Rates of gender dysphoria tended to hover around a point of a per cent of the population, but have recently exploded since public campaigns around the issue have become so prominent. For the first time, the Olympics enabled a trans athlete to compete as a woman in weightlifting, some NHS trusts have stopped using the word mother in preference for birthing parent, many new developments are constructing unisex toilets and everyone who is anyone is encouraged to now sign their emails with preferred pronouns and heaven forfend if you forget what someone else that day decides are theirs. The rate of change is exponentially outstripped our ability to appraise or adapt.

What we are left with is a giant and bitter sociological mess.

Why, when incidence in society is traditionally so low, is it such a high profile topic? Why should a long standing niche issue now demand the rest of society forfeit certain rights and traditionally held beliefs?

We don’t make everyone wear blindfolds to accommodate those with partial sight, or demand all toilets are disabled, nor would it be culturally acceptable for people to be able to demand being identified as of a different ethnicity, or age, so how come when it comes to gender it is now perfectly sanctioned to create a monstrous cocktail of confusion, synthetic offence and the erosion of hard won rights?
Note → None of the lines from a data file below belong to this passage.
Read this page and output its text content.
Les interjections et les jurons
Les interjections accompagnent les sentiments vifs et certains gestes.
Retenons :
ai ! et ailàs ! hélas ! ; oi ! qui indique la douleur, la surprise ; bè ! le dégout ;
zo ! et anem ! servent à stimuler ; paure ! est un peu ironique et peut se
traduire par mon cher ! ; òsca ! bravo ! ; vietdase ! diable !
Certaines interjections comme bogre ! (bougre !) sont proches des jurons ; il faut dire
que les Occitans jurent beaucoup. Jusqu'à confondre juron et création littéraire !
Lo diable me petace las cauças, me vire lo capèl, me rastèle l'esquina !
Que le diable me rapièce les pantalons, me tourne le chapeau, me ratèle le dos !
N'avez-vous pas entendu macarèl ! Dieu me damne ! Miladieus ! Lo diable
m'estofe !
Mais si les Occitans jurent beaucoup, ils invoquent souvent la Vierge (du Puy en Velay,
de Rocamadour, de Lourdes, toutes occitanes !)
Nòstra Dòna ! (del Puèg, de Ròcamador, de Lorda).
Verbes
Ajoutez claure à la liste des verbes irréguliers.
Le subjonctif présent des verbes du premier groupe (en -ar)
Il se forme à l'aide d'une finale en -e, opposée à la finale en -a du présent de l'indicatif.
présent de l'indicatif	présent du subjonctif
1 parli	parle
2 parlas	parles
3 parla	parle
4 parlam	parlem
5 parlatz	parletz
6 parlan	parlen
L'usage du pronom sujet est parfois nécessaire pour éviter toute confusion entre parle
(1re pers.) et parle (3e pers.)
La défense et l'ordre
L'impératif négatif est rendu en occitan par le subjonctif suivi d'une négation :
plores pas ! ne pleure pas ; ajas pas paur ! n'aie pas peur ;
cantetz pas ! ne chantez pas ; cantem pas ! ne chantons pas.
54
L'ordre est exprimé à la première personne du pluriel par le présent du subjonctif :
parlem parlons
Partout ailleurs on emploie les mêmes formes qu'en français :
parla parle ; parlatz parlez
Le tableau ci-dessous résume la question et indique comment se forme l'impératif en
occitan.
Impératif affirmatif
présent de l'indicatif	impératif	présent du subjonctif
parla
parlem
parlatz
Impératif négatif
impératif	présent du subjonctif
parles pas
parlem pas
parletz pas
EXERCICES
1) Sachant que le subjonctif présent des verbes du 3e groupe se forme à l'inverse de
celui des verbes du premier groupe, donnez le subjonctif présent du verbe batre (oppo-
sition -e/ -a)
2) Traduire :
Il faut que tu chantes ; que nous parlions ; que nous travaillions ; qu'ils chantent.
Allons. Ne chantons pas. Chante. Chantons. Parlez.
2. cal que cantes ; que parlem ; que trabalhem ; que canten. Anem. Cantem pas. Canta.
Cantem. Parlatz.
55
Is it necessary?

Or is it potentially catastrophically harmful as adolescents grow up more confused than ever before, as potentially damaging practices such as breast binding are being popularised by clickbait loving celebrities, as women no longer feel safe when using intimate facilities or competing in sport, where to not go along with demands of picking pronouns or remembering someone else’s will leave you exposed to criticism and retribution, where to state you are attracted to a particular biological sex could be deemed offensive and where the resultant chaos is potentially harming community relations and eroding tolerance via the sheer inflexibility of the religiously zealous credo?

Something that used to be so simple has now become a daily battlefield where the rules can change every five seconds as they are not based on anything remotely resembling objective truth, but one’s ‘lived experience’. Yet for those who are gender dysphoric, perhaps these societal changes can’t come soon enough.

Perhaps finally having a frank conversation about perceived sex is long overdue? Perhaps those of us who are heteronormative cis adults, which I think is the correct nomenclature - do really have to be made aware of the struggle others go through before we can show true compassion?

It’s become a ludicrously toxic, intolerant conversation in recent times, therefore one that we absolutely must have.

Today, we really need to talk about gender.